Through a methodical process of elimination, I tried valiantly to determine what the cause of my condition was but I kept coming up with no answers.  Was it hot weather or cold weather, running up hills, running after eating or drinking something?  What is causing this?   I even went on a run with my cardiologist, Dr. Aaron Baggish, but, of course, I could not replicate the problem right then and there for him to diagnose first hand.

After a year and a half of this, I had had enough and Dr. Baggish ordered a CAT scan.  The result, in his words, “severe blockage and chronic ischemic heart disease.”  The word that jumped out at me more than any other one was “severe”.  Really?  Severe?  I was devastated and really scared.  How can this be me?  I’ve run across the darn country averaging 45-miles a day, run hundreds of marathons, run over 140,000 miles, done the Ironman in Hawaii numerous times and just ran 59 miles on my 59th birthday.  Really, severe?

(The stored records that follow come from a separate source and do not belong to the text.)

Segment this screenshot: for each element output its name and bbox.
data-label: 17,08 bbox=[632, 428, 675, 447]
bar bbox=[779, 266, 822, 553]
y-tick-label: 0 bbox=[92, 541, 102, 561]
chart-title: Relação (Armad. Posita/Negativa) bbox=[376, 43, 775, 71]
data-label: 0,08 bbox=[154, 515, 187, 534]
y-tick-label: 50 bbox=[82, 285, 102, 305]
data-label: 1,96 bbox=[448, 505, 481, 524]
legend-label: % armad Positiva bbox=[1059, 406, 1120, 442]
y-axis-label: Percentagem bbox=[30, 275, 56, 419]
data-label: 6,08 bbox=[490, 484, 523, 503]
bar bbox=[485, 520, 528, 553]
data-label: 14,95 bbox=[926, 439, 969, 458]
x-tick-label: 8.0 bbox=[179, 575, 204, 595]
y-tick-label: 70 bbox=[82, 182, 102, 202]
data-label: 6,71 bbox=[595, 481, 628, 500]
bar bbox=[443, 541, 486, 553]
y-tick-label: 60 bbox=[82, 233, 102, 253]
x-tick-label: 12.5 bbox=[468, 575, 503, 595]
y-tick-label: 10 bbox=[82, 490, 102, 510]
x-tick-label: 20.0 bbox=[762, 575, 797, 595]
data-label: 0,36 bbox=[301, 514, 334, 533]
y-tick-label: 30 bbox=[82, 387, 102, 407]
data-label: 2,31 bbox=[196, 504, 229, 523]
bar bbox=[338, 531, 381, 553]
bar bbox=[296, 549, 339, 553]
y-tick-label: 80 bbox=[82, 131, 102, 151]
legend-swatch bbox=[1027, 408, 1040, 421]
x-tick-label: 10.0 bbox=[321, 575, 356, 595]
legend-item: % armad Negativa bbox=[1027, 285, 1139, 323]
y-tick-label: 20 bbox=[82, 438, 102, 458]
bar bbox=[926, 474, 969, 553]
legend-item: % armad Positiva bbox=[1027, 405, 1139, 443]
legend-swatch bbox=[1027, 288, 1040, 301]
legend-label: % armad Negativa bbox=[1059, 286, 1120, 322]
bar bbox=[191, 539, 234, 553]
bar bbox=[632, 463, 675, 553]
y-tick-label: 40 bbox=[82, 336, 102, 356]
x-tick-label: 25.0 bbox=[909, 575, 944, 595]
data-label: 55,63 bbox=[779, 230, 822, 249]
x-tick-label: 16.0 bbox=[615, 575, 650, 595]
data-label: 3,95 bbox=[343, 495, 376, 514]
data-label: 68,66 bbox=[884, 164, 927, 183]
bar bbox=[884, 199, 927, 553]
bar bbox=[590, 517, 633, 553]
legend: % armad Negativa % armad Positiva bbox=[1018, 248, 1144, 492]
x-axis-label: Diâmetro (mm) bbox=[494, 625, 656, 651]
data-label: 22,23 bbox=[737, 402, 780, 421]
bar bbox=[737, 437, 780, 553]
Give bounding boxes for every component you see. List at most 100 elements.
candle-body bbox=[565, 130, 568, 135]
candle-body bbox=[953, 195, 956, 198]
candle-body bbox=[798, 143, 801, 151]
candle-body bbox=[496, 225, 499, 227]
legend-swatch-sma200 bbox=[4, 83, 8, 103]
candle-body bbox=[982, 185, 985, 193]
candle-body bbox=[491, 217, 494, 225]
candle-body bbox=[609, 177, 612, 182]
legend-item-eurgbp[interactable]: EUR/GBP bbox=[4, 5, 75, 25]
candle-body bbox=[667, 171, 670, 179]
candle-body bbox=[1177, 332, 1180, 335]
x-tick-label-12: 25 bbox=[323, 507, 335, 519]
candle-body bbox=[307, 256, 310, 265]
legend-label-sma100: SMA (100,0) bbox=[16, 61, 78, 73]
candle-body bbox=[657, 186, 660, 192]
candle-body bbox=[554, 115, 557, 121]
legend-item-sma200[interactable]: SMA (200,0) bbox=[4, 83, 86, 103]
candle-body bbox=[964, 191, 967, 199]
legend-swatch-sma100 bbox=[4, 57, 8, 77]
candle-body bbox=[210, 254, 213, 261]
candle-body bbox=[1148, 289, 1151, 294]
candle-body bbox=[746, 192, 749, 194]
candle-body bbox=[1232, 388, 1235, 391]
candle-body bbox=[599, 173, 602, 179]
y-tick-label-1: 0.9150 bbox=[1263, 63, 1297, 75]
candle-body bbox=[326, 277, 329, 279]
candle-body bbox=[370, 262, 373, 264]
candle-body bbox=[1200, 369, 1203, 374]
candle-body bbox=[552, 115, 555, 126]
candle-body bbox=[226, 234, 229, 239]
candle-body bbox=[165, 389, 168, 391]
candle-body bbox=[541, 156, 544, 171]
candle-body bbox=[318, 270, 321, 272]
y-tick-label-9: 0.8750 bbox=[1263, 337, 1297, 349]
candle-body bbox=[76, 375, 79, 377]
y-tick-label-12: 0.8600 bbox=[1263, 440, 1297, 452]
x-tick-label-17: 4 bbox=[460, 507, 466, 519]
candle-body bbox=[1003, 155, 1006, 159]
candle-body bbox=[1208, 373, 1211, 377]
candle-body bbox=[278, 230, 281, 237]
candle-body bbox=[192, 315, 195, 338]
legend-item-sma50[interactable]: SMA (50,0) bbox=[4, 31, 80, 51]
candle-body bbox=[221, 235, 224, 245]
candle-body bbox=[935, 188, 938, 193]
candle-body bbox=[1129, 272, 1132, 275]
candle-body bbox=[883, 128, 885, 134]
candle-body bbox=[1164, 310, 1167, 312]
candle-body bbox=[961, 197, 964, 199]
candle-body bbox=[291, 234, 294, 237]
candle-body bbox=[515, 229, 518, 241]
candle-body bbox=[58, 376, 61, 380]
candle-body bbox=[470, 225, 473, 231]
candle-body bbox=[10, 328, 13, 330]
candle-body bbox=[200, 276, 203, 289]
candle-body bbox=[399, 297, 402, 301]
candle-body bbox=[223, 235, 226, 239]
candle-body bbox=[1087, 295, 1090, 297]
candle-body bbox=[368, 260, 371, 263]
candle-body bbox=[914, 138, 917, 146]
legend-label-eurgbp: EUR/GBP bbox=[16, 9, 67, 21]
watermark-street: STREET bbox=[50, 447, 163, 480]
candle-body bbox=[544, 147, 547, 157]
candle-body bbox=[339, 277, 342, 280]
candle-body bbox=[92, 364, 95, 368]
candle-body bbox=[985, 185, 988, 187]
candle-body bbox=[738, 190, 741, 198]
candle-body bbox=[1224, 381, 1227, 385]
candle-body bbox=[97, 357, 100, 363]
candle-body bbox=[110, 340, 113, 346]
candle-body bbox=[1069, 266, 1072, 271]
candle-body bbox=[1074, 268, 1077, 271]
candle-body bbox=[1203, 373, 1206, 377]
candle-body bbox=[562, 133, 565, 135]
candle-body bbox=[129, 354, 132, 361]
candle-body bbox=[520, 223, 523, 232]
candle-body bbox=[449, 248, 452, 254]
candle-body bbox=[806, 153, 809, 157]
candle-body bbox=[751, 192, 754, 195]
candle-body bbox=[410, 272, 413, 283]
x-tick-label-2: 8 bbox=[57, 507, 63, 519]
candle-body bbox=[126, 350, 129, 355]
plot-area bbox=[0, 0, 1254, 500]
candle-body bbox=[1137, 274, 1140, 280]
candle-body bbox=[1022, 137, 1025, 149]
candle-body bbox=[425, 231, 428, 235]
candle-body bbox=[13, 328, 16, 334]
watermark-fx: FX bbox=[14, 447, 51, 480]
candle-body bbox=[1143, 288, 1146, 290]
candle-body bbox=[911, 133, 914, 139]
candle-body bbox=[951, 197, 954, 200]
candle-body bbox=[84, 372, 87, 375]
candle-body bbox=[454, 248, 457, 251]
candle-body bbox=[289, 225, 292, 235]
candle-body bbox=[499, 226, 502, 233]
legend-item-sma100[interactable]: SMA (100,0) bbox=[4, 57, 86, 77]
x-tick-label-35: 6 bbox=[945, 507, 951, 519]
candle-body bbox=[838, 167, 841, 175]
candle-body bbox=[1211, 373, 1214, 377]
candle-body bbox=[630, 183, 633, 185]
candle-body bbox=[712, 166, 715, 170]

Dr. Baggish immediately scheduled me for an angiogram at Mass General Hospital on October 9th.  I thought, okay, go in, maybe get one stent, leave and start running again the next day…all fixed up.  Problem solved.  Not so fast.   As I lay on the operating table, I nervously looked up at the monitor and saw the image of my arteries looking like the twisted branches of an oak tree.  My jaw dropped as the doctor pointed out “all” the blockages and narrowing in many of the arteries…no, not just one.  I started counting them on one hand and then stopped when I ran out of fingers.  The doctors determined it would be more risky to operate than not to and wheeled me out of the operating room.  As I was leaving, I was thinking to myself, how much more time do I have?  Is this possibly…terminal?  I usually don’t get emotional but I broke down uncontrollably.  So much for being Superman anymore.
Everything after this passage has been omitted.